Self-loathing is so easy. Everyone has setbacks or makes mistakes, and many go through a period of being very hard on themselves afterward. After a mistake, you may be focused on the consequences or the sequence of events that led up to the mistake, but many people make beating themselves up a higher priority. Of all the options that you might consider after a mistake, beating yourself up is the least helpful. It’s important to be aware of when you’re doing this and replace it with other reactions. The first among these must be learning from the mistake, with forgiving yourself a close second. If you’re able to incorporate these reactions to mistakes into your life, there will be no room for self-loathing.

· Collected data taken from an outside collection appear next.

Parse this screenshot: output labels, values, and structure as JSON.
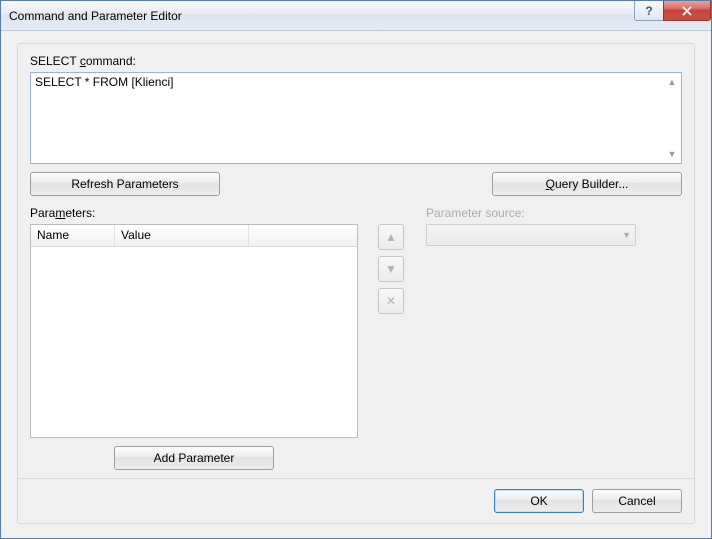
{
  "window": {
    "title": "Command and Parameter Editor"
  },
  "labels": {
    "select_command_pre": "SELECT ",
    "select_command_mn": "c",
    "select_command_post": "ommand:",
    "parameters_pre": "Para",
    "parameters_mn": "m",
    "parameters_post": "eters:",
    "parameter_source": "Parameter source:"
  },
  "sql": {
    "text": "SELECT * FROM [Klienci]"
  },
  "buttons": {
    "refresh": "Refresh Parameters",
    "query_builder_pre": "",
    "query_builder_mn": "Q",
    "query_builder_post": "uery Builder...",
    "add_parameter": "Add Parameter",
    "ok": "OK",
    "cancel": "Cancel"
  },
  "grid": {
    "col_name": "Name",
    "col_value": "Value"
  },
  "icons": {
    "help": "?",
    "up": "▲",
    "down": "▼",
    "x": "✕",
    "combo_arrow": "▼",
    "scroll_up": "▲",
    "scroll_down": "▼"
  }
}
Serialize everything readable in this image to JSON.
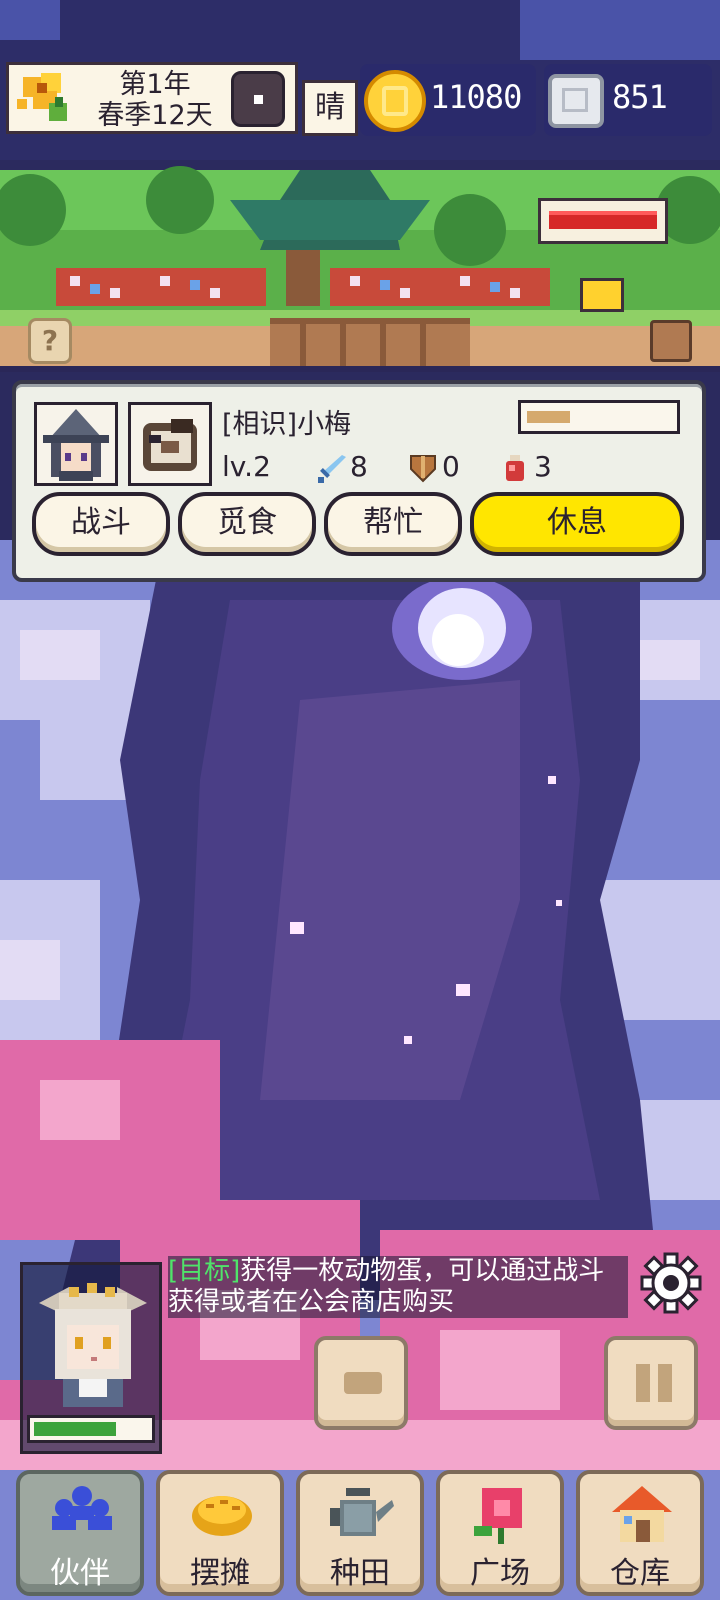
{
  "status_bar": {
    "year": "第1年",
    "season_day": "春季12天",
    "weather": "晴",
    "coins": "11080",
    "gems": "851",
    "icons": [
      "flower-icon",
      "clock-icon",
      "coin-icon",
      "gem-icon"
    ]
  },
  "scene": {
    "help_label": "?",
    "health_level": 1.0
  },
  "partner": {
    "name": "[相识]小梅",
    "level": "lv.2",
    "attack": "8",
    "defense": "0",
    "hp": "3",
    "affinity_level": 0.3,
    "actions": {
      "fight": "战斗",
      "forage": "觅食",
      "help": "帮忙",
      "rest": "休息"
    }
  },
  "goal": {
    "tag": "[目标]",
    "text": "获得一枚动物蛋，可以通过战斗获得或者在公会商店购买"
  },
  "avatar": {
    "hp_level": 0.72
  },
  "nav": {
    "partner": "伙伴",
    "stall": "摆摊",
    "farm": "种田",
    "square": "广场",
    "warehouse": "仓库"
  },
  "colors": {
    "accent_yellow": "#ffe600",
    "goal_green": "#4fe46a",
    "health_red": "#d62828",
    "panel_bg": "#eef0e8"
  }
}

Some people, as they move through life, begin to feel out of touch. It may start with the interests of younger people—music, apps, gadgets, etc.—and extends to a general feeling of being left behind. But it’s all a matter of perspective.
As you get further down your path, you should feel more and more confident, and increasingly trust your judgement based on your experiences. It’s not necessary to like, or even be aware of, every new trend. You should remain open to new ideas or experiences, but should not worry about those that don’t interest you—don’t think that you’ve become irrelevant just because you’re not engaged in the latest rage. Develop a balance between what’s known and comfortable and what’s new and different. And trust yourself to know what you like.
So many of us engage in activities to get a reaction, or to make money, or to feel loved. But what are the things you do because you love doing them? What do you do just for yourself—because it gives you pleasure or is meaningful?
Our motivations for what we do with our lives are worth exploring. They can provide a filter through which we can evaluate how we spend our time and may lead us toward a more rewarding set of activities. For example, we all have to make a living—that is a key motivator for most people—but would you pursue your career if money were not a factor? If not, how else would you spend your days?
What you do with your time outside your job should be as important and intentional as your work. Are you just filling the hours, or are you getting something back? What activities would you engage in even if you didn’t get any external, positive benefit? What activities do you do just for you?